The city passed the ban on single-night rentals, along with other new restrictions on home-sharing, earlier this month. The homeowners seek to challenge to the ban as part of their long-running lawsuit against Chicago’s original anti-home-sharing ordinance, enacted in 2016.

The new ordinance bans all single-night home rentals in Chicago—unless and until the Superintendent of Police and the Commissioner of the Department of Business Affairs and Consumer Protection choose to adopt new regulations to make them legal again. The plaintiffs in the lawsuit argue that this is unconstitutional because it gives the Commissioner and the Superintendent the power to decide whether single-night rentals will be legal in the future—a power that should belong to the City Council alone, if anyone.

The court now must rule on whether plaintiffs may challenge the ban on single-night rentals as part of their ongoing lawsuit or must do so in a new separate lawsuit.

Mayor Lori Lightfoot has said that the ban on single-night rentals is necessary to stop homes from being used as “party houses.” But the Goldwater Institute reviewed the home-sharing-related complaints Chicago has received and found that party houses aren’t a significant problem. In fact, since the city enacted its original home-sharing ordinance four years ago, only six properties used for home-sharing created nuisances that the city deemed worthy of enforcement action.

The plaintiffs filed their lawsuit challenging the original ordinance shortly after the city enacted it in 2016. In August 2020, the Cook County Circuit Court heard arguments on whether the City’s 6% surcharge that home-sharing guests pay, in addition to the 4.5% hotel tax that both they and hotel guests pay, violates the Illinois Constitution’s Uniformity Clause, which generally requires that similar things be taxed alike.
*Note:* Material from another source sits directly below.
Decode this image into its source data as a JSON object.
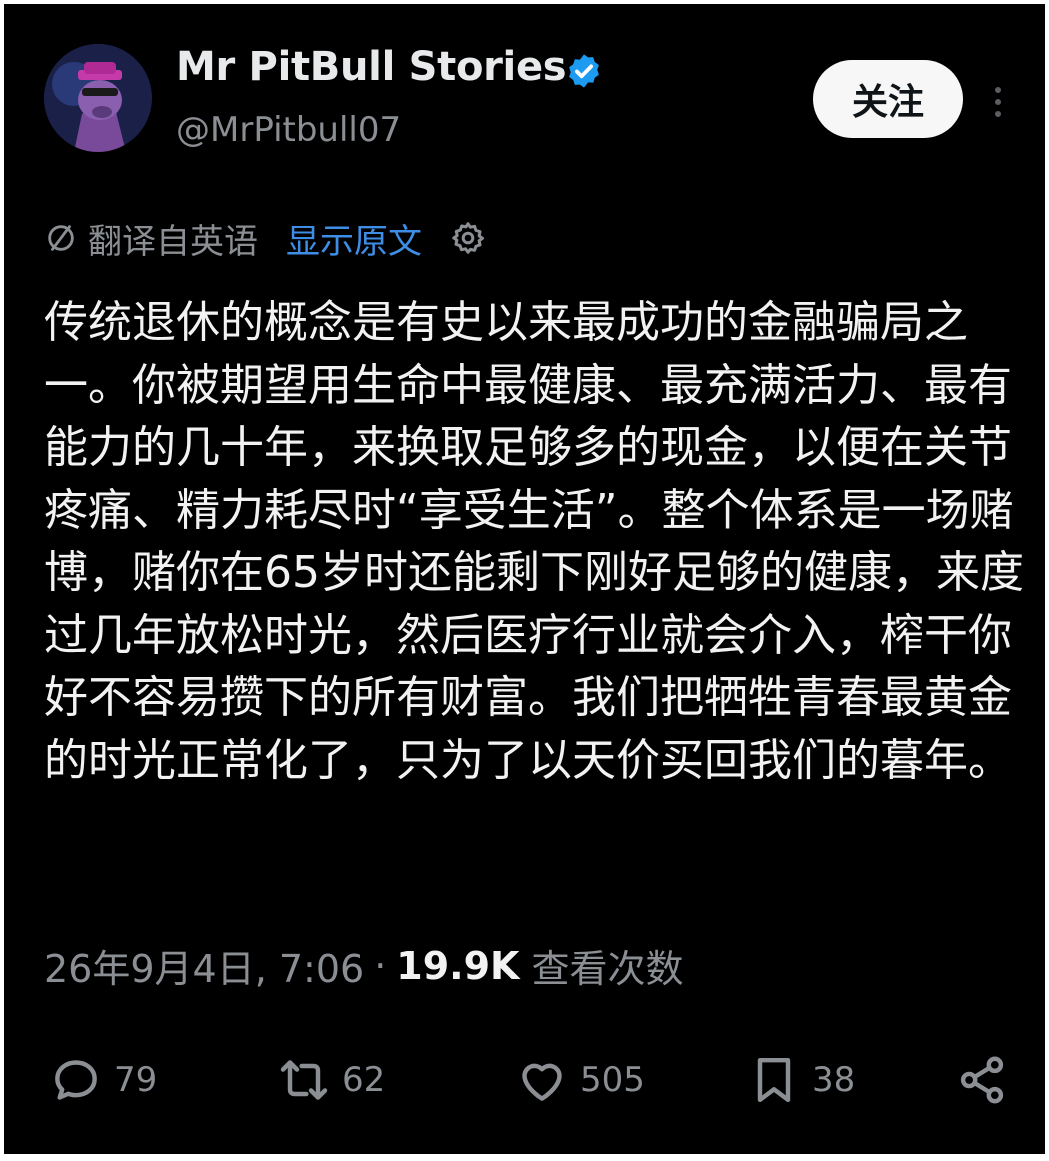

The court could rule on that issue as soon as tomorrow, when attorneys for the plaintiffs and the city are scheduled to appear before Judge Sanjay Tailor. 
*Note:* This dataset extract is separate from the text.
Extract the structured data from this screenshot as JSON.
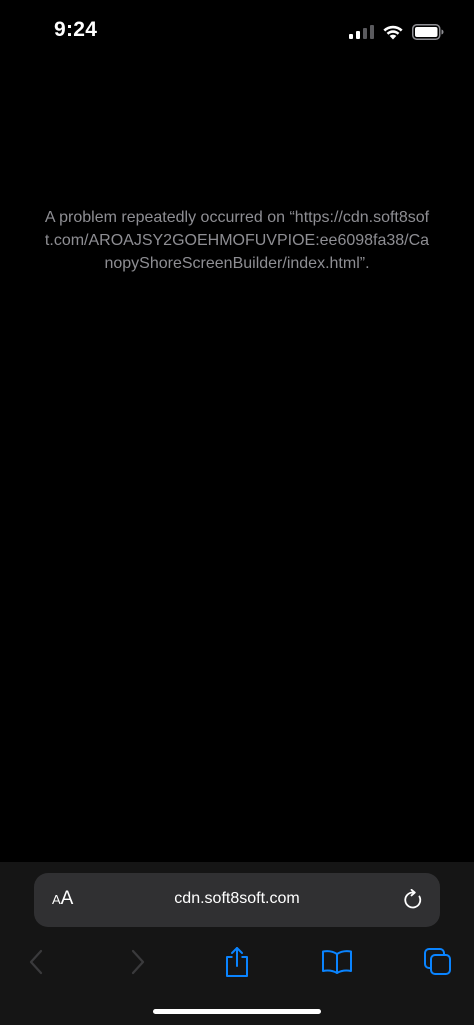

The court earlier dismissed the plaintiffs’ other constitutional challenges to the ordinance, including a challenge to its noise rules, a provision authorizing the city to search home-sharers’ property without a warrant, limits on the number of units in a building that may be used for home-sharing, and a rule forbidding property owners from renting out a home on Airbnb or similar platforms if is not the owner’s primary residence. The plaintiffs plan to appeal the dismissal of those claims after the Circuit Court issues its decisions on the tax issue and the ban on single-night rentals.

Jacob Huebert is a Senior Attorney at the Goldwater Institute.